Microsoft revealed that it had discovered a hacking group linked to the Iranian government had already tried to hack into the emails of one of the 2020 presidential campaigns.
In a blog post Friday, Microsoft Corporate Vice President of Customer Service & Trust Tom Burt explained that his company had "recently seen significant cyber activity by a threat group we call Phosphorus, which we believe originates from Iran and is linked to the Iranian government."
Phosphorus had tried to gain access to Microsoft customer email 2,700 times. It specifically targeted accounts belonging to "a U.S. presidential campaign, current and former U.S. government officials, journalists covering global politics and prominent Iranians living outside Iran."
Phosphorus were successful in four cases. However, Microsoft did not specify which cases those were, beyond saying that "these four accounts were not associated with the U.S. presidential campaign or current and former U.S. government officials."

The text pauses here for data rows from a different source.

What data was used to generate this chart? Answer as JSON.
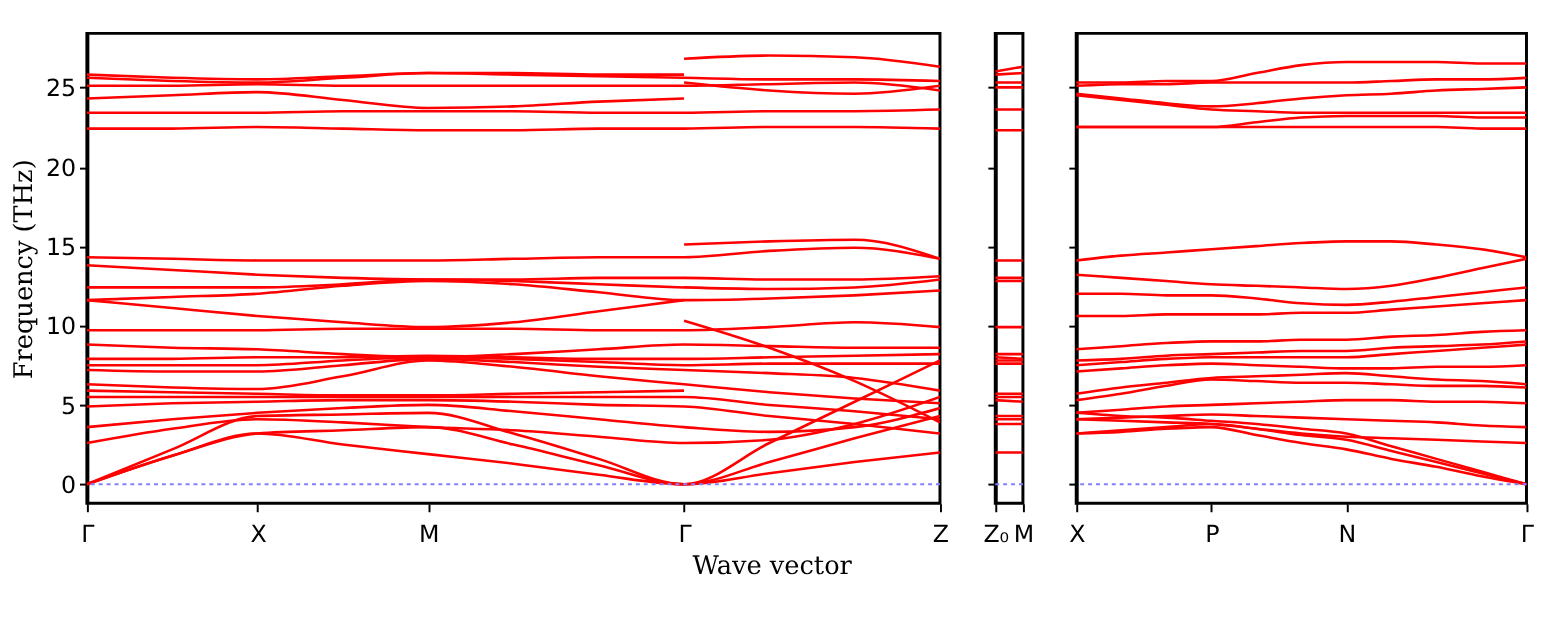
{
  "chart_data": [
    {
      "type": "line",
      "ylabel": "Frequency (THz)",
      "xlabel": "Wave vector",
      "categories": [
        "Γ",
        null,
        "X",
        null,
        "M",
        null,
        null,
        "Γ",
        null,
        null,
        "Z"
      ],
      "ylim": [
        -1.2,
        28.4
      ],
      "yticks": [
        0,
        5,
        10,
        15,
        20,
        25
      ],
      "ref_lines": [
        {
          "axis": "y",
          "value": 0,
          "color": "#8080ff",
          "line_style": "dotted"
        }
      ],
      "series": [
        {
          "color": "#ff0000",
          "values": [
            22.4,
            22.4,
            22.5,
            22.4,
            22.3,
            22.3,
            22.4,
            22.4,
            22.5,
            22.5,
            22.4
          ]
        },
        {
          "color": "#ff0000",
          "values": [
            23.4,
            23.4,
            23.4,
            23.5,
            23.5,
            23.5,
            23.4,
            23.4,
            23.5,
            23.5,
            23.6
          ]
        },
        {
          "color": "#ff0000",
          "values": [
            24.3,
            24.5,
            24.7,
            24.2,
            23.7,
            23.8,
            24.1,
            24.3,
            null,
            null,
            null
          ]
        },
        {
          "color": "#ff0000",
          "values": [
            25.1,
            25.1,
            25.2,
            25.1,
            25.1,
            25.1,
            25.1,
            25.1,
            25.2,
            25.3,
            24.8
          ]
        },
        {
          "color": "#ff0000",
          "values": [
            25.6,
            25.4,
            25.3,
            25.6,
            25.9,
            25.8,
            25.7,
            25.6,
            25.5,
            25.5,
            25.4
          ]
        },
        {
          "color": "#ff0000",
          "values": [
            25.8,
            25.6,
            25.5,
            25.7,
            25.9,
            25.9,
            25.8,
            25.8,
            null,
            null,
            null
          ]
        },
        {
          "color": "#ff0000",
          "values": [
            null,
            null,
            null,
            null,
            null,
            null,
            null,
            26.8,
            27.0,
            26.9,
            26.3
          ]
        },
        {
          "color": "#ff0000",
          "values": [
            null,
            null,
            null,
            null,
            null,
            null,
            null,
            25.3,
            24.8,
            24.6,
            25.1
          ]
        },
        {
          "color": "#ff0000",
          "values": [
            14.3,
            14.2,
            14.1,
            14.1,
            14.1,
            14.2,
            14.3,
            14.3,
            14.7,
            14.9,
            14.2
          ]
        },
        {
          "color": "#ff0000",
          "values": [
            null,
            null,
            null,
            null,
            null,
            null,
            null,
            15.1,
            15.3,
            15.4,
            14.2
          ]
        },
        {
          "color": "#ff0000",
          "values": [
            13.8,
            13.5,
            13.2,
            13.0,
            12.9,
            12.9,
            13.0,
            13.0,
            12.9,
            12.9,
            13.1
          ]
        },
        {
          "color": "#ff0000",
          "values": [
            12.4,
            12.4,
            12.4,
            12.6,
            12.9,
            12.8,
            12.6,
            12.4,
            12.3,
            12.4,
            12.9
          ]
        },
        {
          "color": "#ff0000",
          "values": [
            11.6,
            11.8,
            12.0,
            12.5,
            12.8,
            12.6,
            12.1,
            11.6,
            11.7,
            11.9,
            12.2
          ]
        },
        {
          "color": "#ff0000",
          "values": [
            11.6,
            11.1,
            10.6,
            10.2,
            9.9,
            10.2,
            10.9,
            11.6,
            null,
            null,
            null
          ]
        },
        {
          "color": "#ff0000",
          "values": [
            9.7,
            9.7,
            9.7,
            9.8,
            9.8,
            9.8,
            9.7,
            9.7,
            9.9,
            10.2,
            9.9
          ]
        },
        {
          "color": "#ff0000",
          "values": [
            null,
            null,
            null,
            null,
            null,
            null,
            null,
            10.3,
            8.6,
            6.5,
            3.9
          ]
        },
        {
          "color": "#ff0000",
          "values": [
            8.8,
            8.6,
            8.5,
            8.2,
            8.0,
            8.2,
            8.5,
            8.8,
            8.7,
            8.6,
            8.6
          ]
        },
        {
          "color": "#ff0000",
          "values": [
            7.9,
            7.9,
            8.0,
            8.0,
            8.1,
            8.0,
            7.9,
            7.9,
            8.0,
            8.1,
            8.2
          ]
        },
        {
          "color": "#ff0000",
          "values": [
            7.5,
            7.5,
            7.5,
            7.8,
            8.0,
            7.9,
            7.7,
            7.5,
            7.6,
            7.6,
            7.6
          ]
        },
        {
          "color": "#ff0000",
          "values": [
            7.2,
            7.1,
            7.1,
            7.5,
            7.9,
            7.7,
            7.4,
            7.2,
            7.0,
            6.7,
            5.9
          ]
        },
        {
          "color": "#ff0000",
          "values": [
            6.3,
            6.1,
            6.0,
            6.8,
            7.8,
            7.4,
            6.8,
            6.3,
            5.8,
            5.4,
            5.1
          ]
        },
        {
          "color": "#ff0000",
          "values": [
            5.9,
            5.8,
            5.7,
            5.6,
            5.6,
            5.7,
            5.8,
            5.9,
            null,
            null,
            null
          ]
        },
        {
          "color": "#ff0000",
          "values": [
            5.5,
            5.5,
            5.5,
            5.5,
            5.5,
            5.5,
            5.5,
            5.5,
            5.0,
            4.6,
            4.1
          ]
        },
        {
          "color": "#ff0000",
          "values": [
            4.9,
            5.1,
            5.2,
            5.3,
            5.3,
            5.2,
            5.0,
            4.9,
            4.3,
            3.8,
            3.2
          ]
        },
        {
          "color": "#ff0000",
          "values": [
            3.6,
            4.1,
            4.5,
            4.8,
            5.0,
            4.6,
            4.1,
            3.6,
            3.3,
            3.6,
            4.8
          ]
        },
        {
          "color": "#ff0000",
          "values": [
            2.6,
            3.5,
            4.1,
            3.9,
            3.6,
            3.4,
            3.0,
            2.6,
            2.8,
            3.8,
            5.5
          ]
        },
        {
          "color": "#ff0000",
          "values": [
            0,
            2.2,
            4.3,
            4.4,
            4.5,
            3.2,
            1.6,
            0,
            2.6,
            5.2,
            7.8
          ]
        },
        {
          "color": "#ff0000",
          "values": [
            0,
            1.8,
            3.2,
            3.4,
            3.6,
            2.5,
            1.2,
            0,
            0.7,
            1.4,
            2.0
          ]
        },
        {
          "color": "#ff0000",
          "values": [
            0,
            1.8,
            3.2,
            2.5,
            1.9,
            1.3,
            0.6,
            0,
            1.4,
            2.9,
            4.3
          ]
        }
      ]
    },
    {
      "type": "line",
      "tick_labels": "x",
      "categories": [
        "Z₀",
        "M"
      ],
      "ylim": [
        -1.2,
        28.4
      ],
      "yticks": [
        0,
        5,
        10,
        15,
        20,
        25
      ],
      "ref_lines": [
        {
          "axis": "y",
          "value": 0,
          "color": "#8080ff",
          "line_style": "dotted"
        }
      ],
      "series": [
        {
          "color": "#ff0000",
          "values": [
            26.0,
            26.3
          ]
        },
        {
          "color": "#ff0000",
          "values": [
            25.8,
            25.9
          ]
        },
        {
          "color": "#ff0000",
          "values": [
            25.3,
            25.3
          ]
        },
        {
          "color": "#ff0000",
          "values": [
            25.0,
            25.0
          ]
        },
        {
          "color": "#ff0000",
          "values": [
            23.6,
            23.6
          ]
        },
        {
          "color": "#ff0000",
          "values": [
            22.3,
            22.3
          ]
        },
        {
          "color": "#ff0000",
          "values": [
            14.1,
            14.1
          ]
        },
        {
          "color": "#ff0000",
          "values": [
            13.0,
            13.0
          ]
        },
        {
          "color": "#ff0000",
          "values": [
            12.8,
            12.8
          ]
        },
        {
          "color": "#ff0000",
          "values": [
            9.9,
            9.9
          ]
        },
        {
          "color": "#ff0000",
          "values": [
            8.2,
            8.2
          ]
        },
        {
          "color": "#ff0000",
          "values": [
            8.0,
            7.9
          ]
        },
        {
          "color": "#ff0000",
          "values": [
            7.8,
            7.8
          ]
        },
        {
          "color": "#ff0000",
          "values": [
            7.6,
            7.6
          ]
        },
        {
          "color": "#ff0000",
          "values": [
            5.7,
            5.7
          ]
        },
        {
          "color": "#ff0000",
          "values": [
            5.5,
            5.5
          ]
        },
        {
          "color": "#ff0000",
          "values": [
            5.3,
            5.2
          ]
        },
        {
          "color": "#ff0000",
          "values": [
            4.3,
            4.3
          ]
        },
        {
          "color": "#ff0000",
          "values": [
            4.1,
            4.1
          ]
        },
        {
          "color": "#ff0000",
          "values": [
            3.8,
            3.8
          ]
        },
        {
          "color": "#ff0000",
          "values": [
            2.0,
            2.0
          ]
        }
      ]
    },
    {
      "type": "line",
      "tick_labels": "x",
      "categories": [
        "X",
        null,
        null,
        "P",
        null,
        null,
        "N",
        null,
        null,
        null,
        "Γ"
      ],
      "ylim": [
        -1.2,
        28.4
      ],
      "yticks": [
        0,
        5,
        10,
        15,
        20,
        25
      ],
      "ref_lines": [
        {
          "axis": "y",
          "value": 0,
          "color": "#8080ff",
          "line_style": "dotted"
        }
      ],
      "series": [
        {
          "color": "#ff0000",
          "values": [
            25.3,
            25.3,
            25.4,
            25.4,
            25.9,
            26.4,
            26.6,
            26.6,
            26.6,
            26.5,
            26.5
          ]
        },
        {
          "color": "#ff0000",
          "values": [
            25.1,
            25.2,
            25.2,
            25.3,
            25.3,
            25.3,
            25.3,
            25.4,
            25.5,
            25.5,
            25.6
          ]
        },
        {
          "color": "#ff0000",
          "values": [
            24.6,
            24.3,
            24.0,
            23.8,
            24.0,
            24.3,
            24.5,
            24.6,
            24.8,
            24.9,
            25.0
          ]
        },
        {
          "color": "#ff0000",
          "values": [
            24.5,
            24.2,
            23.9,
            23.6,
            23.5,
            23.4,
            23.4,
            23.4,
            23.4,
            23.4,
            23.4
          ]
        },
        {
          "color": "#ff0000",
          "values": [
            22.5,
            22.5,
            22.5,
            22.5,
            22.8,
            23.1,
            23.2,
            23.2,
            23.2,
            23.1,
            23.1
          ]
        },
        {
          "color": "#ff0000",
          "values": [
            22.5,
            22.5,
            22.5,
            22.5,
            22.5,
            22.5,
            22.5,
            22.5,
            22.5,
            22.4,
            22.4
          ]
        },
        {
          "color": "#ff0000",
          "values": [
            14.1,
            14.4,
            14.6,
            14.8,
            15.0,
            15.2,
            15.3,
            15.3,
            15.1,
            14.8,
            14.3
          ]
        },
        {
          "color": "#ff0000",
          "values": [
            13.2,
            13.0,
            12.8,
            12.6,
            12.5,
            12.4,
            12.3,
            12.5,
            13.0,
            13.6,
            14.2
          ]
        },
        {
          "color": "#ff0000",
          "values": [
            12.0,
            12.0,
            11.9,
            11.9,
            11.7,
            11.4,
            11.3,
            11.5,
            11.8,
            12.1,
            12.4
          ]
        },
        {
          "color": "#ff0000",
          "values": [
            10.6,
            10.6,
            10.7,
            10.7,
            10.7,
            10.8,
            10.8,
            11.0,
            11.2,
            11.4,
            11.6
          ]
        },
        {
          "color": "#ff0000",
          "values": [
            8.5,
            8.7,
            8.9,
            9.0,
            9.0,
            9.1,
            9.1,
            9.3,
            9.4,
            9.6,
            9.7
          ]
        },
        {
          "color": "#ff0000",
          "values": [
            7.8,
            7.9,
            8.1,
            8.2,
            8.3,
            8.4,
            8.4,
            8.6,
            8.7,
            8.8,
            9.0
          ]
        },
        {
          "color": "#ff0000",
          "values": [
            7.5,
            7.7,
            7.9,
            8.0,
            8.0,
            8.0,
            8.0,
            8.2,
            8.4,
            8.6,
            8.8
          ]
        },
        {
          "color": "#ff0000",
          "values": [
            7.1,
            7.3,
            7.5,
            7.6,
            7.5,
            7.4,
            7.3,
            7.3,
            7.4,
            7.4,
            7.5
          ]
        },
        {
          "color": "#ff0000",
          "values": [
            5.7,
            6.1,
            6.4,
            6.7,
            6.8,
            6.9,
            7.0,
            6.8,
            6.6,
            6.5,
            6.3
          ]
        },
        {
          "color": "#ff0000",
          "values": [
            5.3,
            5.7,
            6.2,
            6.6,
            6.5,
            6.4,
            6.4,
            6.3,
            6.2,
            6.2,
            6.1
          ]
        },
        {
          "color": "#ff0000",
          "values": [
            4.5,
            4.7,
            4.9,
            5.0,
            5.1,
            5.2,
            5.3,
            5.3,
            5.2,
            5.2,
            5.1
          ]
        },
        {
          "color": "#ff0000",
          "values": [
            4.1,
            4.2,
            4.3,
            4.4,
            4.3,
            4.2,
            4.1,
            4.0,
            3.9,
            3.7,
            3.6
          ]
        },
        {
          "color": "#ff0000",
          "values": [
            3.2,
            3.4,
            3.6,
            3.8,
            3.5,
            3.2,
            3.0,
            2.9,
            2.8,
            2.7,
            2.6
          ]
        },
        {
          "color": "#ff0000",
          "values": [
            4.5,
            4.3,
            4.2,
            4.0,
            3.8,
            3.5,
            3.2,
            2.4,
            1.6,
            0.8,
            0
          ]
        },
        {
          "color": "#ff0000",
          "values": [
            4.1,
            4.0,
            3.9,
            3.8,
            3.5,
            3.1,
            2.8,
            2.1,
            1.4,
            0.7,
            0
          ]
        },
        {
          "color": "#ff0000",
          "values": [
            3.2,
            3.3,
            3.5,
            3.6,
            3.1,
            2.6,
            2.2,
            1.6,
            1.1,
            0.5,
            0
          ]
        }
      ]
    }
  ]
}
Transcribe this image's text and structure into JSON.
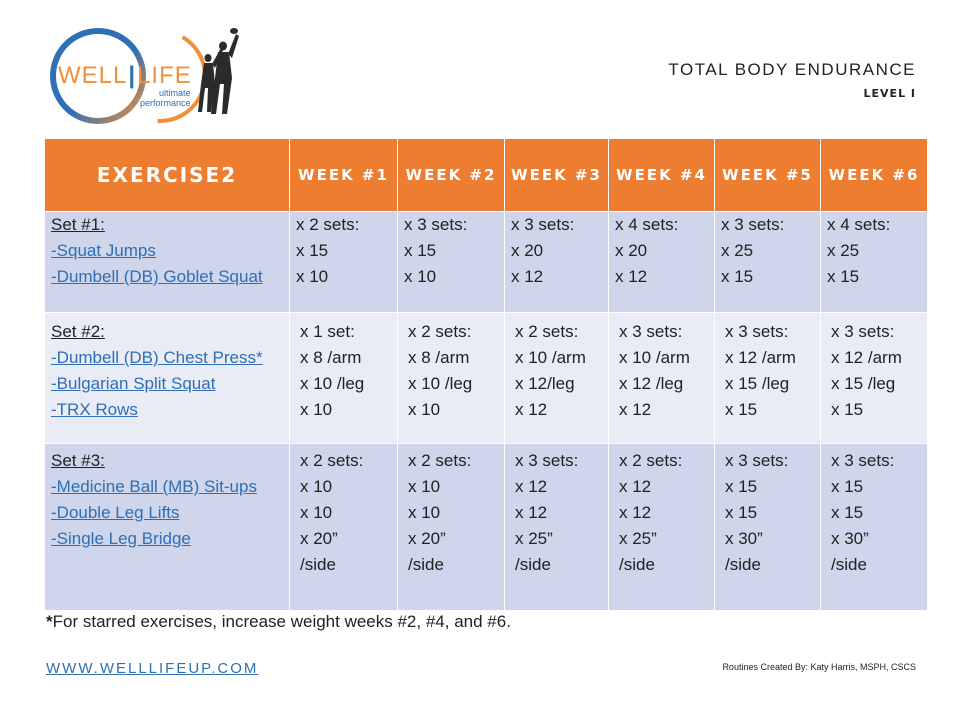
{
  "logo": {
    "word_left": "WELL",
    "word_right": "LIFE",
    "subtitle_line1": "ultimate",
    "subtitle_line2": "performance"
  },
  "header": {
    "title": "TOTAL BODY ENDURANCE",
    "level": "LEVEL I"
  },
  "table": {
    "exercise_header": "EXERCISE2",
    "weeks": [
      "WEEK #1",
      "WEEK #2",
      "WEEK #3",
      "WEEK #4",
      "WEEK #5",
      "WEEK #6"
    ],
    "rows": [
      {
        "set_label": "Set #1:",
        "exercises": [
          "-Squat Jumps",
          "-Dumbell (DB) Goblet Squat"
        ],
        "weeks": [
          [
            "x 2 sets:",
            "x 15",
            "x 10"
          ],
          [
            "x 3 sets:",
            "x 15",
            "x 10"
          ],
          [
            "x 3 sets:",
            "x 20",
            "x 12"
          ],
          [
            "x 4 sets:",
            "x 20",
            "x 12"
          ],
          [
            "x 3 sets:",
            "x 25",
            "x 15"
          ],
          [
            "x 4 sets:",
            "x 25",
            "x 15"
          ]
        ]
      },
      {
        "set_label": "Set #2:",
        "exercises": [
          "-Dumbell (DB) Chest Press*",
          "-Bulgarian Split Squat",
          "-TRX Rows"
        ],
        "weeks": [
          [
            "x 1 set:",
            "x 8 /arm",
            "x 10 /leg",
            "x 10"
          ],
          [
            "x 2 sets:",
            "x 8 /arm",
            "x 10 /leg",
            "x 10"
          ],
          [
            "x 2 sets:",
            "x 10 /arm",
            "x 12/leg",
            "x 12"
          ],
          [
            "x 3 sets:",
            "x 10 /arm",
            "x 12 /leg",
            "x 12"
          ],
          [
            "x 3 sets:",
            "x 12 /arm",
            "x 15 /leg",
            "x 15"
          ],
          [
            "x 3 sets:",
            "x 12 /arm",
            "x 15 /leg",
            "x 15"
          ]
        ]
      },
      {
        "set_label": "Set #3:",
        "exercises": [
          "-Medicine Ball (MB) Sit-ups",
          "-Double Leg Lifts",
          "-Single Leg Bridge"
        ],
        "weeks": [
          [
            "x 2 sets:",
            "x 10",
            "x 10",
            "x 20”",
            "/side"
          ],
          [
            "x 2 sets:",
            "x 10",
            "x 10",
            "x 20”",
            "/side"
          ],
          [
            "x 3 sets:",
            "x 12",
            "x 12",
            "x 25”",
            "/side"
          ],
          [
            "x 2 sets:",
            "x 12",
            "x 12",
            "x 25”",
            "/side"
          ],
          [
            "x 3 sets:",
            "x 15",
            "x 15",
            "x 30”",
            "/side"
          ],
          [
            "x 3 sets:",
            "x 15",
            "x 15",
            "x 30”",
            "/side"
          ]
        ]
      }
    ]
  },
  "footnote": {
    "star": "*",
    "text": "For starred exercises, increase weight weeks #2, #4, and #6."
  },
  "footer": {
    "website": "WWW.WELLLIFEUP.COM",
    "credit": "Routines Created By: Katy Harris, MSPH, CSCS"
  },
  "colors": {
    "header_orange": "#ed7d31",
    "row_dark": "#cfd5ea",
    "row_light": "#e9ebf5",
    "link_blue": "#2e6fb5"
  }
}
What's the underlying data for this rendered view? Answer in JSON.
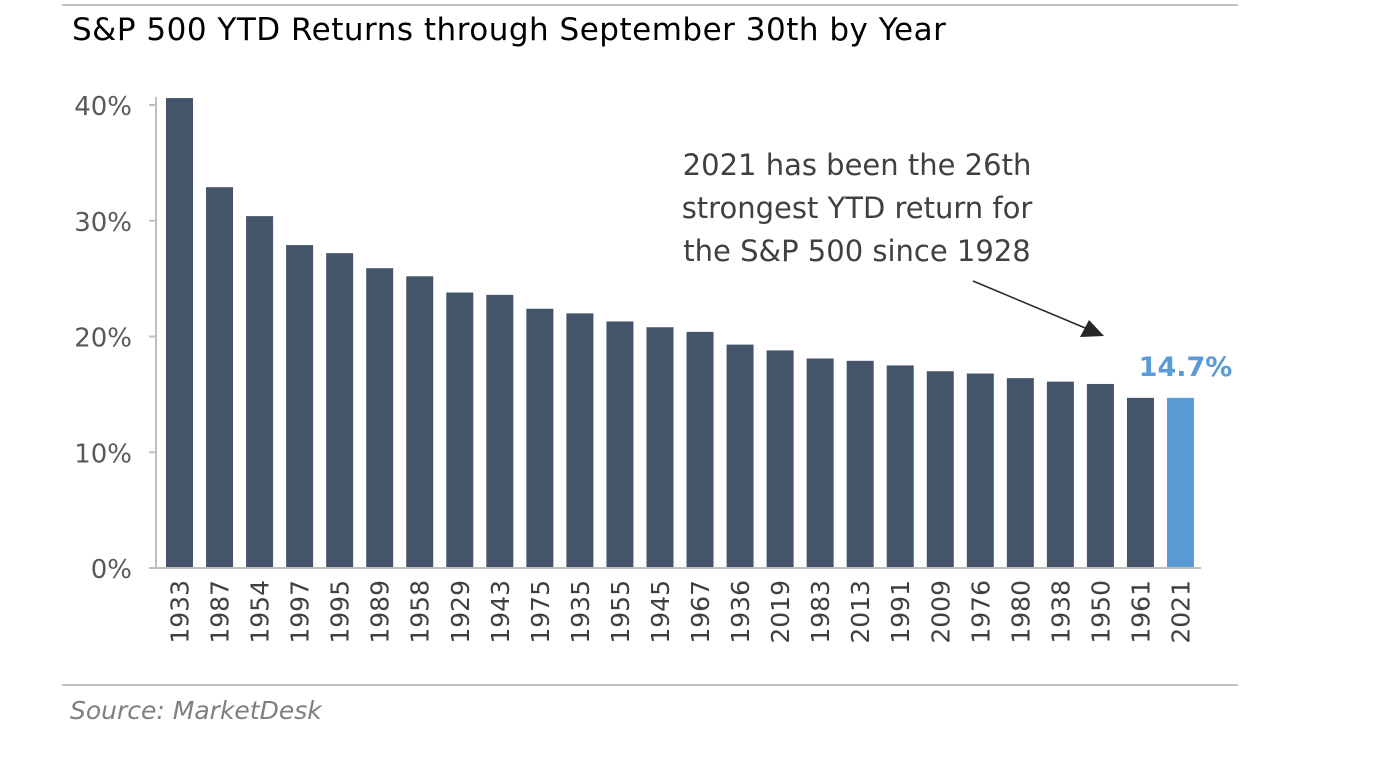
{
  "title": "S&P 500 YTD Returns through September 30th by Year",
  "source": "Source: MarketDesk",
  "colors": {
    "bar": "#44546a",
    "highlight": "#5b9bd5",
    "axis": "#bfbfbf"
  },
  "chart_data": {
    "type": "bar",
    "categories": [
      "1933",
      "1987",
      "1954",
      "1997",
      "1995",
      "1989",
      "1958",
      "1929",
      "1943",
      "1975",
      "1935",
      "1955",
      "1945",
      "1967",
      "1936",
      "2019",
      "1983",
      "2013",
      "1991",
      "2009",
      "1976",
      "1980",
      "1938",
      "1950",
      "1961",
      "2021"
    ],
    "values": [
      40.6,
      32.9,
      30.4,
      27.9,
      27.2,
      25.9,
      25.2,
      23.8,
      23.6,
      22.4,
      22.0,
      21.3,
      20.8,
      20.4,
      19.3,
      18.8,
      18.1,
      17.9,
      17.5,
      17.0,
      16.8,
      16.4,
      16.1,
      15.9,
      14.7,
      14.7
    ],
    "highlight_category": "2021",
    "highlight_label": "14.7%",
    "yticks": [
      "0%",
      "10%",
      "20%",
      "30%",
      "40%"
    ],
    "ylim": [
      0,
      40
    ],
    "annotation": [
      "2021 has been the 26th",
      "strongest YTD return for",
      "the S&P 500 since 1928"
    ],
    "grid": false,
    "legend": "none"
  }
}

In this attempt, rather than using sophisticated methods Phosphorus used backup email accounts and similar methods to reset users's passwords, or to try to initiate an account recovery. However, Burt warned readers not to dismiss this attack simply because the methods were simplistic.
"While the attacks we're disclosing today were not technically sophisticated, they attempted to use a significant amount of personal information both to identify the accounts belonging to their intended targets and in a few cases to attempt attacks," Burt wrote. "This effort suggests Phosphorus is highly motivated and willing to invest significant time and resources engaging in research and other means of information gathering."
He also encouraged all users, to secure their accounts, and urged journalists and campaign staff to check their login activity to make sure that other people were not trying to access their accounts.